Music whilst drowning is an exciting new anthology of German Expressionist poems, many of them newly translated. The editors David Miller and Stephen Watts, rather than drawing on existing compilations, have followed their ‘own concerns and emphases in the final choice of both text and translation’ (p.117). This slim volume succeeds in giving a concise yet representative overview of those highly gestural explorations of urban life and looming catastrophe. It is richly interspersed with examples of Expressionist graphic work, thus illuminating the symbiosis of creative writing and the making of images in the work of individual figures such as Beckmann, Kandinsky, Barlach, Schwitters or Schiele, and the fruitful personal and professional relationships between poets and visual artists overall.
The other anthology, Voices of German Expressionism, has been republished with some changes to the selection of texts and artists it contains (to include among others, Wassily Kandinsky) almost 30 years after it was first edited by Victor H. Miesel.
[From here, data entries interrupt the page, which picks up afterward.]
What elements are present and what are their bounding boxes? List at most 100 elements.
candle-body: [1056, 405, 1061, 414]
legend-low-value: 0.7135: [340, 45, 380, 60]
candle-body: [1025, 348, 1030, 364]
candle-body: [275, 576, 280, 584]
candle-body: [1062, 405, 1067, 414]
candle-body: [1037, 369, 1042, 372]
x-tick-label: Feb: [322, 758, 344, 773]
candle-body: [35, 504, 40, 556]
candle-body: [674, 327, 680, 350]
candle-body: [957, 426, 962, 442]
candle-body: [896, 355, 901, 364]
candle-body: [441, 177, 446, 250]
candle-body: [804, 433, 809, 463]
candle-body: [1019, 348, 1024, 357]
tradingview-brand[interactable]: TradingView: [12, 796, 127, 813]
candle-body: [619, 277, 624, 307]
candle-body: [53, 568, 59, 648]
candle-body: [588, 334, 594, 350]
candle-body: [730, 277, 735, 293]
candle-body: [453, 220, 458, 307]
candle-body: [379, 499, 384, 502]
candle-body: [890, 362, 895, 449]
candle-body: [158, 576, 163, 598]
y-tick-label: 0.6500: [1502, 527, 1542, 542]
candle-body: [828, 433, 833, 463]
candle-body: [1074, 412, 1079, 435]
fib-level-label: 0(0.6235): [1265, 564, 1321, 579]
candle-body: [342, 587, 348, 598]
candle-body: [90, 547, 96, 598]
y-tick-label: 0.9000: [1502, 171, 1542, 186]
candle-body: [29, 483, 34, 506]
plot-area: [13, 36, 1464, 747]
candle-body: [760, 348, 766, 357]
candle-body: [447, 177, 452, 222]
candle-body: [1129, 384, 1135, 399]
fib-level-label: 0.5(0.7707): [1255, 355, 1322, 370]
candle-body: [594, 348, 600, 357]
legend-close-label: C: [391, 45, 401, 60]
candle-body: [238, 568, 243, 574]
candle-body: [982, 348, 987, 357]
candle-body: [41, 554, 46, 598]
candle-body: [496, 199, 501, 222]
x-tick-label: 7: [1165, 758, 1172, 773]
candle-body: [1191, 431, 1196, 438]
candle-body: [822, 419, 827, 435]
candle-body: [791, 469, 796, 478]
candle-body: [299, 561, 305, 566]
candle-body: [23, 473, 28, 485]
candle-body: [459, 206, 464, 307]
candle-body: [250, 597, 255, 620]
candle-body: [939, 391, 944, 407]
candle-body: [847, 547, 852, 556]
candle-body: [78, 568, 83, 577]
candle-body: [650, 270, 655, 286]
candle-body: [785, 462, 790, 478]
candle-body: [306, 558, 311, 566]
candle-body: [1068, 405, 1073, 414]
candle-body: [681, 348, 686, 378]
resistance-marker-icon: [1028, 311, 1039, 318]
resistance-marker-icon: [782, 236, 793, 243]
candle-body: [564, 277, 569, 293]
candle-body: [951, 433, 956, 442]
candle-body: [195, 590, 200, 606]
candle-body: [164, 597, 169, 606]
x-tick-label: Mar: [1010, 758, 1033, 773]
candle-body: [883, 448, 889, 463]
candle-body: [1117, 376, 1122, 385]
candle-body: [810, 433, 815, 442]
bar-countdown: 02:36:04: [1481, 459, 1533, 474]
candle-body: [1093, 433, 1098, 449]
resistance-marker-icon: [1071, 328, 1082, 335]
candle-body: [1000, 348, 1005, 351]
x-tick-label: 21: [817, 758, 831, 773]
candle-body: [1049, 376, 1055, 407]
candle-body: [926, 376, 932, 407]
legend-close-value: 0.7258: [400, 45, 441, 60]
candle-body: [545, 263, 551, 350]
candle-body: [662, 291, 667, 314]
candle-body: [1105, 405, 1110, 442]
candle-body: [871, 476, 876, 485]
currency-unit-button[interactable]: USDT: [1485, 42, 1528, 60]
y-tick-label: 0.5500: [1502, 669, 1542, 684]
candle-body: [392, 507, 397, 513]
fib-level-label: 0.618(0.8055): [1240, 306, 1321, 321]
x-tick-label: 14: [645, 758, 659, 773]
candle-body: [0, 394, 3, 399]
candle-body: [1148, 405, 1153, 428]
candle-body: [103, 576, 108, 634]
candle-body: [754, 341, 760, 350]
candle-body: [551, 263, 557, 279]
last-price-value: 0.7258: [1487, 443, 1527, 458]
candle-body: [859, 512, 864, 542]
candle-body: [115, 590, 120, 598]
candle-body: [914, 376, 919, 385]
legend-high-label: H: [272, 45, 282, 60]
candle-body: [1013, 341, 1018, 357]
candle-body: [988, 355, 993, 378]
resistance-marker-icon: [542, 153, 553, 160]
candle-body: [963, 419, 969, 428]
The re-edited version kept to the threefold purposes that motivated the original compilation: to provide a ‘conveniently concise overview’ of key documents of German Expressionism; to sample the creative writing of major artists, who were either associated with this disparate ‘movement’; and to encourage future compilations which might be more ambitious and challenging in scope towards conventional(ised) perceptions of Expressionism, and in view of contemporary societal phenomena, attitudes and debates. However, already Miesel’s concept of Expressionism appears to be too broad. Notwithstanding the vivid debates among contemporaries of the early 20th century about the term, concept(s) and movement that Expressionism was supposed to embody, the editor has included a number of artists whose style would be more appropriately described as ‘expressive’ rather then Expressionistic, as in the case of social realists Käthe Kollwitz, Heinrich Vogeler, or the November Group including Walter Gropius. Although this admittedly abbreviated selection of artists’ voices reveals much of the atmosphere of this period of political uncertainty, social upheaval and existential survival, it seems a pity that, ‘in order to save space’ (and presumably to include more samples and / or a broader range of writing) the volume does not contain any illustrations. The lack of images becomes painfully obvious where works are referred to directly as, for instance, in the examples of Kirchner’s writing. The functionalist formula ‘less is more’ applies here unreservedly.
Taken together, these two anthologies provide a good source material on German Expressionism for the English speaking reader, suitable to stimulate a further interest in this very fruitful period of art in Germany, and to illuminate a specific cultural dimension and link in Beckmann’s œuvre.